Case Presentation: A 33-year-old Kenyan male school teacher presented to the hospital with a 3-day history of a gradually worsening diffuse headache, nausea and vomiting, and fevers. His past medical history was notable for liver cirrhosis of unknown etiology (Child-Pugh class B), complicated by portal hypertension. He had no known history of tuberculosis. His vital signs on admission included a temperature of 102.2°F, BP 110/76, HR 115, RR 22, and normal oxygen saturation. On general examination, the patient was restless and appeared unwell. On neurological examination, he had nuchal rigidity, a positive Kernig’s sign, and confusion. Cardiac and respiratory examinations were normal except for tachycardia and tachypnea. A CT head was normal. Cerebrospinal fluid (CSF) studies showed a total WBC of 3/uL erythrocytes 5/uL, total protein 115.3 mg/dL (high), glucose 0.04 mmol/L (low). CSF India ink was positive, CSF cryptococcus antigen positive, and CSF PCR was positive for mycobacteria tuberculosis. CSF culture grew Cryptococcus spp (neoformans/gatti). CBC revealed WBC of 3.2 10^9/L, hemoglobin 12.0 g/dL, and platelets 52 10^9/L. The metabolic panel was normal. Liver function tests revealed normal AST, normal ALT, elevated total bilirubin 3.33 mg/dL, elevated direct bilirubin 2.04 mg/dL, total protein 6.4 g/dL, albumin 5 g/dL. The coagulation panel revealed INR 2 and APTT 54 secs. ANA was 1:80, Anti-dsDNA antibodies were negative. HIV serology (combination immunoassay) was negative on admission. The patient was diagnosed with cryptococcal and tuberculous meningitis and was started on amphotericin B, fluconazole, dexamethasone, rifampin, isoniazid, pyrazinamide, and ethambutol and underwent a therapeutic lumbar puncture. The patient’s course was complicated by meningitis-induced sensorineural hearing loss, drug-induced liver injury, and death on hospitalization day thirty-four due to hemorrhagic shock from bleeding esophageal varices.

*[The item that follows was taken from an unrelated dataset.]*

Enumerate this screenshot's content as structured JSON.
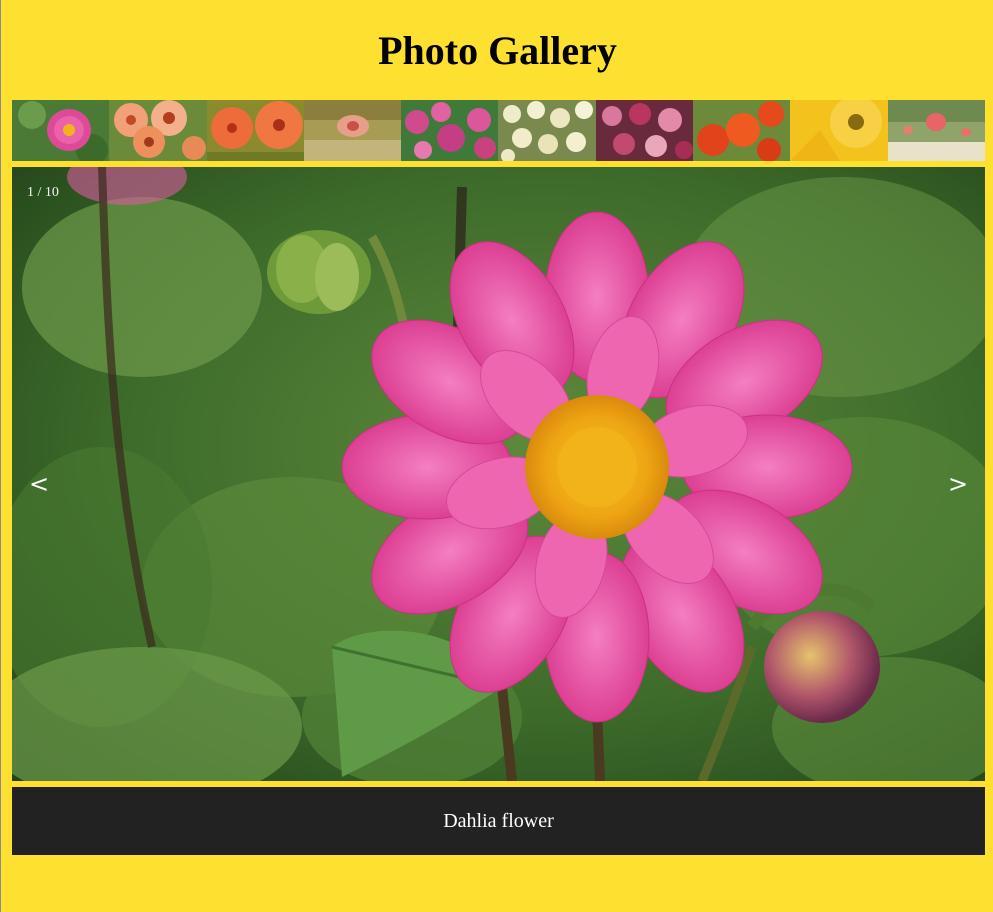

Discussion: Concurrent cryptococcal meningitis (CM) and tuberculosis meningitis (TBM) is a rare co-infection that may arise in immunocompromised patients. In a study of HIV-infected patients in Uganda, Ellis et al. (2018) found that concurrent TBM co-infections were prevalent in 0.8% of 586 cryptococcal meningitis patients, and the in-hospital mortality of this population was 60%. Our patient was immunocompromised due to liver cirrhosis, which imparted a high risk of hepatotoxicity from concurrent anti-tuberculosis drugs and fluconazole. Cirrhosis has been associated with an increased risk of developing extra-pulmonary cryptococcosis; the greatest risk was in Child-Pugh class C. To our knowledge, this is the first case report of concurrent TBM and CM in a cirrhotic patient. There can be marked overlap in the clinical presentation and the CSF profiles of CM and TBM, which can mask the diagnosis of concurrent infection. Further research is needed regarding the use of adjunctive corticosteroids in this co-infection in different patient populations. Guidelines recommend the use of steroids in the treatment of TBM, but there is evidence of more adverse events and disability with the use of adjuvant dexamethasone in the treatment of CM in the HIV- infected population.

Conclusions: Concurrent cryptococcal meningitis and tuberculosis meningitis must be considered as a cause of meningitis in immunocompromised patients, including those with cirrhosis. Further research is needed on the benefit of steroids in non-HIV populations with concurrent TBM/CM infection.